The man switched off the sound. Terence touched her hand but she flinched to a fist.
She’d had a dilation and curettage before – a ‘D and C’ is what it was called – and lots of women had them. It would give her the best chance, said the doctor, of conceiving again.
She had to bend into the foetal position, and an elderly nurse with a Donegal accent stroked her arm. ‘Think of something nice, darlin.’ All the nice she could think of, though, was the little baby booties she had allowed herself to crochet, the tiny tumble of creation; a whole flower-fish world unfurling inside her.
*
When her niece has left, Sinéad stands in the drizzle, fingers hooked in the wire fencing, watching the hens waggle their bottoms into the soil. She listens to the creaky sounds they make. They still haven’t entered the henhouse.

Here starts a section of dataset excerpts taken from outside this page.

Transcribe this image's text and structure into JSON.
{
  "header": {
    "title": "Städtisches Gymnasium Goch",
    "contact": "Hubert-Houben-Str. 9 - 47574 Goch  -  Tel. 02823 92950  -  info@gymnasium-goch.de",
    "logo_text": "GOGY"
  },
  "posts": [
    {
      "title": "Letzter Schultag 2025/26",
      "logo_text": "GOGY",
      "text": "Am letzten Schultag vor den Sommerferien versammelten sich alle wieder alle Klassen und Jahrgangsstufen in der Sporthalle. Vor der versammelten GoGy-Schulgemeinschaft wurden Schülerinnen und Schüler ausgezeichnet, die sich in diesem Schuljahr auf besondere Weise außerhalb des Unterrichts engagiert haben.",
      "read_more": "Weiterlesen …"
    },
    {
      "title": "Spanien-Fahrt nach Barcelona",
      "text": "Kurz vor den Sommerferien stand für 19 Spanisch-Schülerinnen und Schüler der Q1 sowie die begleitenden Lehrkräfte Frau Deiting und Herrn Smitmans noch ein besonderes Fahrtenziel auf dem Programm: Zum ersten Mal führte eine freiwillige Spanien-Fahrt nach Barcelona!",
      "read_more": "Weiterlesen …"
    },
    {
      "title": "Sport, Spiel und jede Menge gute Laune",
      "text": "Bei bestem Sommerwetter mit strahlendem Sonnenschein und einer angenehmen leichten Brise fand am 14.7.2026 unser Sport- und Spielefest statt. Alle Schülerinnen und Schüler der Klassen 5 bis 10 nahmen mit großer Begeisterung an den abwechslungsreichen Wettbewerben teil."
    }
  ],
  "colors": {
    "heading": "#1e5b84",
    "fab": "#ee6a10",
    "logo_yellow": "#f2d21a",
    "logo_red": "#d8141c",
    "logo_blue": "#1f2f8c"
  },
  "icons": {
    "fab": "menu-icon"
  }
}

She tries to call Terence, but he’s not picking up. She realises very suddenly, with a mixture of relief and terror, that she is alone in the world. In her waterproofs and wellingtons, she makes her way down the sludgy field to the boathouse, where she places her mobile phone on the table and pours herself a whiskey.
There is a low wind starting, and the lake meets the windows in dark, mulchy sloshes. A small croak escapes from her throat, then a long, high whimper bouncing off the walls of the little boathouse, the low ceiling. She is alone out here. There’s nothing alive in the water. Everything has gone south.
Even the eels are gone.
Terence says eels are mysterious. No one knows how they mate. They are all born somewhere in the sea, beneath impassable waters. They go there to mate and they go there to die in cool, deep privacy.
The dark lake tongues at the glass. Rain pecks at the roof.
Mammy is going. It has already started; she is ebbing out.